Recommendations:
Whilst specialist knowledge and facilitation skills are required by
those delivering a resilience-based coaching programme like this, its
potential as a cost-effective and scalable intervention is great given
the size of the healthcare workforce who could benefit. Scalability is
possible without losing intervention fidelity, using controlled
‘manualisation’ of the intervention and a ‘train the trainer’ model.

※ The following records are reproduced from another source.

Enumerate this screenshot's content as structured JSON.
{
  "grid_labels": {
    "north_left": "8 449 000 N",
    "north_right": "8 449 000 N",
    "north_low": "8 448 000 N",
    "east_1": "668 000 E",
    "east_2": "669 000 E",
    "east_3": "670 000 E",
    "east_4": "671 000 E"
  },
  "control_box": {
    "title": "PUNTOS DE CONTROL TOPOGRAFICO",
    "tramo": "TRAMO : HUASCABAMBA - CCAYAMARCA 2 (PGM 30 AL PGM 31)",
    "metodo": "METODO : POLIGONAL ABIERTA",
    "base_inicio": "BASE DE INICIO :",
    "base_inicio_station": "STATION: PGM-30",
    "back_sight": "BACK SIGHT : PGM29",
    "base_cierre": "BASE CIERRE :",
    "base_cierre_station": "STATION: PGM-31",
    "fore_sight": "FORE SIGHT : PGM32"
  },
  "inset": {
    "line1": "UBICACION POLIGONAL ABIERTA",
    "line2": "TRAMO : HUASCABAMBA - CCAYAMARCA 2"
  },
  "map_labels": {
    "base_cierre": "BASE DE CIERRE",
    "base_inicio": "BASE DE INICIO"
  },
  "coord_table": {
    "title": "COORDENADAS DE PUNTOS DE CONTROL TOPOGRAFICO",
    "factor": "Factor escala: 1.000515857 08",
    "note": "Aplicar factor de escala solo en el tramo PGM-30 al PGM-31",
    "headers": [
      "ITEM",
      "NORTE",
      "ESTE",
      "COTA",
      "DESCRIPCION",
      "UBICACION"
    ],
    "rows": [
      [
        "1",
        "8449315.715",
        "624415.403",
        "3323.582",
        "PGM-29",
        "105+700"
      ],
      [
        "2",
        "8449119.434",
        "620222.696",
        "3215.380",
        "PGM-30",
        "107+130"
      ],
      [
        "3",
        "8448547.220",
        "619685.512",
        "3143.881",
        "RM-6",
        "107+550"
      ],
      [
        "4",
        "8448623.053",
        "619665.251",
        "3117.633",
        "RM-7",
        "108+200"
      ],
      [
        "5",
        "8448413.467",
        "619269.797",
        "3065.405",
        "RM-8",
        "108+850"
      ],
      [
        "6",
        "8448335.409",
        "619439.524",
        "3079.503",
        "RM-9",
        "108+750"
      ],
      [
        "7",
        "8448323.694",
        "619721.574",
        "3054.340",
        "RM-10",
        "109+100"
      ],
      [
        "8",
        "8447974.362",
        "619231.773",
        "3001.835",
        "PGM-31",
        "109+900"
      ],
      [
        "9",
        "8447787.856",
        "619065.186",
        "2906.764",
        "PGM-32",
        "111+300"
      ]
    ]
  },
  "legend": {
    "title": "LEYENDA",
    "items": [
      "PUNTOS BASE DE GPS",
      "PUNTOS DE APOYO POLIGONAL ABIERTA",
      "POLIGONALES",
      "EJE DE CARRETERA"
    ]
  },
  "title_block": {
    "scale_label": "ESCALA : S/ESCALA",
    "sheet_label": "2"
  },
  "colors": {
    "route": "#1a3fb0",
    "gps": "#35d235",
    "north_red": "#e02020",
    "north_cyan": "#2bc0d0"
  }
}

This approach could enable specialist up-skilling of mental health
professionals and other experienced facilitators with transferable
psychological care skills and specialist Cognitive Behavioural Therapy
training to provide a critical mass of appropriately trained and
supported facilitators to enable widespread availability of the
intervention.
The wider applications of resilience-based coaching interventions such
as the one explored here also offer great potential as a relatively
low-cost, scalable means of supporting the general well-being,
psychological resilience and coping mechanisms of health professionals
dealing with the inherent, non-error related challenges of their
everyday work.
Health systems and organisations seeking to garner the gains of
resilience-based programmes must first address negative connotations
associated with such interventions by distinguishing the role of
resilience in the context of system inadequacies. Despite evidence of
resilience-based interventions working to support health professionals
in managing clinical work, the reluctance of some staff to engage with
resilience training due to its misapplication in many healthcare
contexts, prohibits effective implementation. Future resilience-based
interventions should therefore take account of previous critiques
regarding individual versus system change and focus on the prophylactic
application of practical, evidence based self-management and support
strategies of relevance to specific aspects of clinical working, which
are highly valued by staff, if they are to maximise staff engagement and
impact in practice. Most importantly, to be truly effective, developing
staff capability around resilience requires more than just delivering
training, but must also involve system change. Examples should include
changes to the current predominantly individual focus of
resilience-based intervention design and incident investigation that are
largely outside the control of individual health professionals.